It is important that proper sampling techniques are used to ensure a survey is representative. However, it is also not always possible to achieve representative results, especially if random sampling is employed. To compensate for this type of sampling error, survey results can be weighted; this is where the data is adjusted so that it is more representative of the population surveyed. Weighting is a technique whereby the data structure is made similar to the population structure to obtain estimates which are unbiased and representative for the population one wants to make inferences about. This article shows how weighting works, using some fictitious figures.
Suppose that you think that gender has a large impact on your survey data, but three-quarters of the respondents were female, rather than half (the actual male/ female split in the UK is 49% male/ 51% female, but it is easier to understand the weighting if 50/50 is used). The raw data here will not provide a representative sample of the population because more responses are from women If however, you do not think that, in this example, gender will have an impact on the findings there would be very little to gain by weighting the results by gender. Figure 1 shows how the weighting would be calculated.
A weight of 2 is then assigned to all the surveys completed by men.
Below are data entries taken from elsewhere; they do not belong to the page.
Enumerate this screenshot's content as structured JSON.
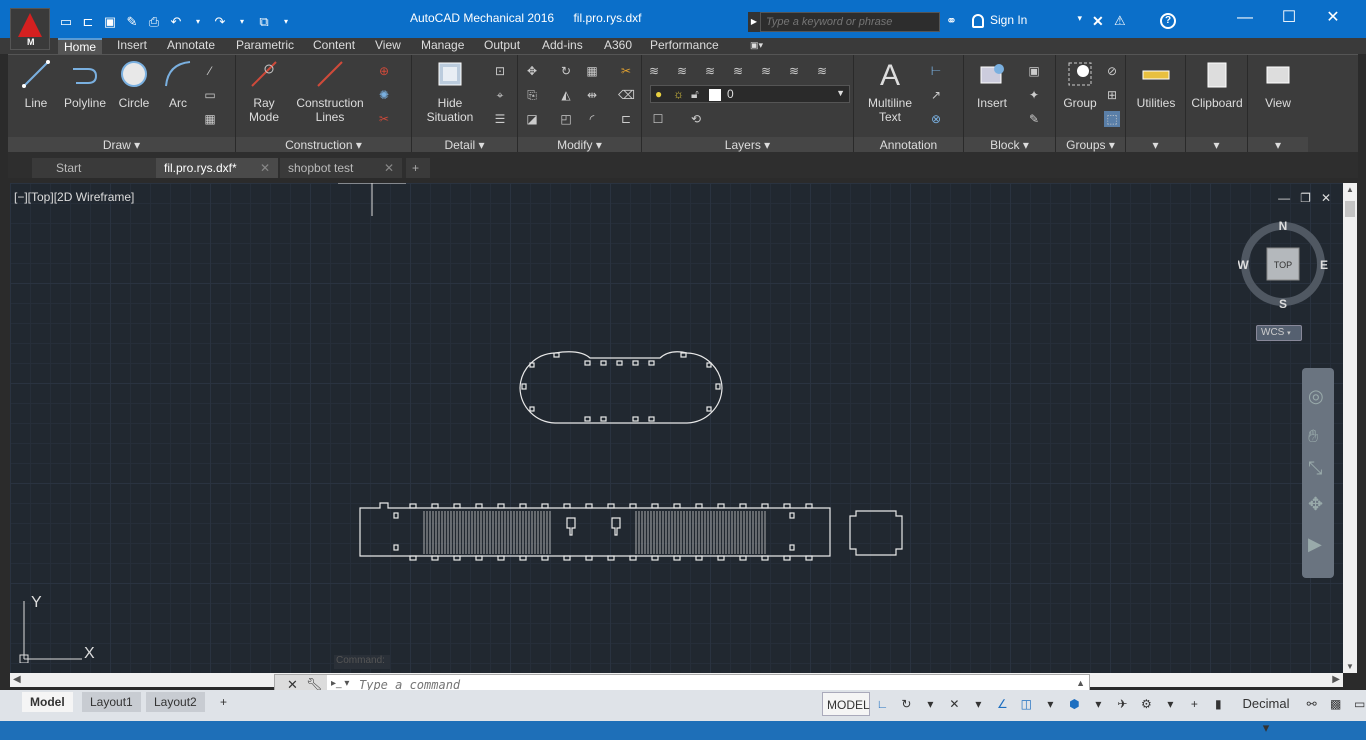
{
  "titlebar": {
    "app_name": "AutoCAD Mechanical 2016",
    "file_name": "fil.pro.rys.dxf",
    "search_placeholder": "Type a keyword or phrase",
    "signin_label": "Sign In",
    "logo_letter": "M"
  },
  "ribbon_tabs": [
    "Home",
    "Insert",
    "Annotate",
    "Parametric",
    "Content",
    "View",
    "Manage",
    "Output",
    "Add-ins",
    "A360",
    "Performance"
  ],
  "ribbon": {
    "draw": {
      "title": "Draw",
      "line": "Line",
      "polyline": "Polyline",
      "circle": "Circle",
      "arc": "Arc"
    },
    "construction": {
      "title": "Construction",
      "ray_mode_1": "Ray",
      "ray_mode_2": "Mode",
      "construction_lines_1": "Construction",
      "construction_lines_2": "Lines"
    },
    "detail": {
      "title": "Detail",
      "hide_situation_1": "Hide",
      "hide_situation_2": "Situation"
    },
    "modify": {
      "title": "Modify"
    },
    "layers": {
      "title": "Layers",
      "current_layer": "0"
    },
    "annotation": {
      "title": "Annotation",
      "multiline_text_1": "Multiline",
      "multiline_text_2": "Text"
    },
    "block": {
      "title": "Block",
      "insert": "Insert"
    },
    "groups": {
      "title": "Groups",
      "group": "Group"
    },
    "utilities": "Utilities",
    "clipboard": "Clipboard",
    "view": "View"
  },
  "file_tabs": [
    {
      "label": "Start"
    },
    {
      "label": "fil.pro.rys.dxf*"
    },
    {
      "label": "shopbot test"
    }
  ],
  "viewport": {
    "view_label": "[−][Top][2D Wireframe]",
    "compass": {
      "n": "N",
      "s": "S",
      "e": "E",
      "w": "W",
      "cube_face": "TOP"
    },
    "wcs_label": "WCS",
    "ucs_x": "X",
    "ucs_y": "Y",
    "cmd_ghost": "Command:"
  },
  "command_line": {
    "placeholder": "Type a command"
  },
  "layout_tabs": [
    "Model",
    "Layout1",
    "Layout2"
  ],
  "status_bar": {
    "model_label": "MODEL",
    "units": "Decimal"
  },
  "colors": {
    "titlebar": "#0b6fc9",
    "ribbon_bg": "#3c3c3c",
    "drawing_bg": "#212830",
    "accent": "#1e6fc0"
  }
}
This means that each survey completed by a man is ‘worth’ two surveys. Conversely, each survey completed by a woman is assigned a weight of 0.67, meaning that one survey completed by a woman is ‘worth’ two-thirds of a survey. An ‘ideal’ weight of 1 would mean that the percentage of men and women surveyed matched the percentage of men and women in the population as a whole.
Figure 2 and Figure 3, show how this works in practice.
As can be seen in Figure 3, the bases for male and female are now both 50, but the percentages of men and women saying ‘yes’ are the same in both figures. However, the number of individuals making up each percentage split has altered. For example, in Figure 2, 10 men said ‘yes’, but because a weight of 2 has been given to men, in Figure 9, 20 men have said ‘yes’. This has the effect of making the results more representative of the whole population and has altered the overall response to Q1. The weighted figure of 60% saying ‘yes’ is more accurate than the unweighted figure of 70%.
The weighting technique described above is known as ‘cell weighting’ and refers to weighting by just one variable (in this case gender). It is also possible to weight data by multiple parameters (such as gender and age).
When weighting by multiple variables there are two options. The method described above can be used for weighting multiple variables where there is population data available that takes all variables into account (for example age broken down by gender). This is a relatively straightforward procedure which generally produces good results, however, it also requires that population data is available for each cell (e.g. 16-24 year old men). If there is one dataset with the population age distribution, and another dataset with the gender distribution, cell weighing cannot be used, because there is no information, in this example, of the age breakdown of men and women separately. This method also requires a relatively large sample as there must be a reasonable number of people in the sample in each sub cell
The alternative is known as raking, which is a process which iteratively calculates weights for each factor (e.g. age and gender) and converges upon an approximation of a cell weight. The advantages of this process are that one does not need highly interlocking Census data to calculate the weights and it can be used on smaller sample sizes.